The Jacobian, $J$, of the objective function being minimized is the matrix whose (i,j) element = $\frac{\partial{R_i(x_1,...,x_n)}}{\partial{x_j}}$

The Hessian, $H$, of the objective function being minimized = $J^TJ + \Sigma_{i=1}^m R_i(x_1,...,x_n) * \text{Hessian}(R_i(x_1,...,x_n)).$. The 2nd term consists of "2nd order" terms, and is of small magnitude for $x$ near the optimum solution of the problem, provided the residuals, $R_i(x_1,...,x_n)$, are small in magnitude at the solution (i.e., low residual problem). Under these circumstances, the Hessian can be approximated by $J^TJ$, and it usually works fairly well, unless the residuals are too large. Such approximation to the Hessian is used in the Gauss-Newton and Levenberg-Marquardt algorithms.

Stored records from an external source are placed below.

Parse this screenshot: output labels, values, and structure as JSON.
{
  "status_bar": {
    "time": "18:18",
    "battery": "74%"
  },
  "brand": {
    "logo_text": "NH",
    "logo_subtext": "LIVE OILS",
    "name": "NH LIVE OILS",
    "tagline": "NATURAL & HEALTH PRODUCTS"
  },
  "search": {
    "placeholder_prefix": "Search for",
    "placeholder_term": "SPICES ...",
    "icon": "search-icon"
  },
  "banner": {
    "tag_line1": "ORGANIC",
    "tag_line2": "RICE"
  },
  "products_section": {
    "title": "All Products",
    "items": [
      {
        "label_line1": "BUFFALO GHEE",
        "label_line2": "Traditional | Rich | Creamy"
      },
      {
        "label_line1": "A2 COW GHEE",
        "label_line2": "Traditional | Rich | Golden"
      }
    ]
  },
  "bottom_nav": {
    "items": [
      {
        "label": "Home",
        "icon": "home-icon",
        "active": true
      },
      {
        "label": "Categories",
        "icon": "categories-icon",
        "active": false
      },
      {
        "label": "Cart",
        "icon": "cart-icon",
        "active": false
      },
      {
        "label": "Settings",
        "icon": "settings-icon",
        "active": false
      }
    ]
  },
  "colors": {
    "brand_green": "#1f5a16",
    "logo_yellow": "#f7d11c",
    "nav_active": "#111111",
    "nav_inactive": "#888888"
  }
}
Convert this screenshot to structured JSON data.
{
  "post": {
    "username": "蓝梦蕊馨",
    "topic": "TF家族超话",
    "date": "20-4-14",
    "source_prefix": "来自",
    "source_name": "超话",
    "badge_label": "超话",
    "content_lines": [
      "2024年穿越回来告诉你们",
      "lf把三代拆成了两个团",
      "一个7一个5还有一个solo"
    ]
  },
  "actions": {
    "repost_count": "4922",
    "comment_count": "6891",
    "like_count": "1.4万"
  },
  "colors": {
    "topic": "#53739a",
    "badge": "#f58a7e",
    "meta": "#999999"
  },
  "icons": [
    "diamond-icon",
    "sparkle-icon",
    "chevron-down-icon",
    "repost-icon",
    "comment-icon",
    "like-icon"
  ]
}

Quasi-Newton algorithms build up an approximation to the Hessian (or in some cases, the Hessian inverse) of a general (twice continuously differentiable) objective function, by using the differences of gradients across several optimization algorithm iterations. Different Quasi-Newton algorithms do this in different ways. The Quasi-Newton Hessian approximation may perform well in its role in the optimization algorithm, but is not necessarily a close approximation to the true Hessian.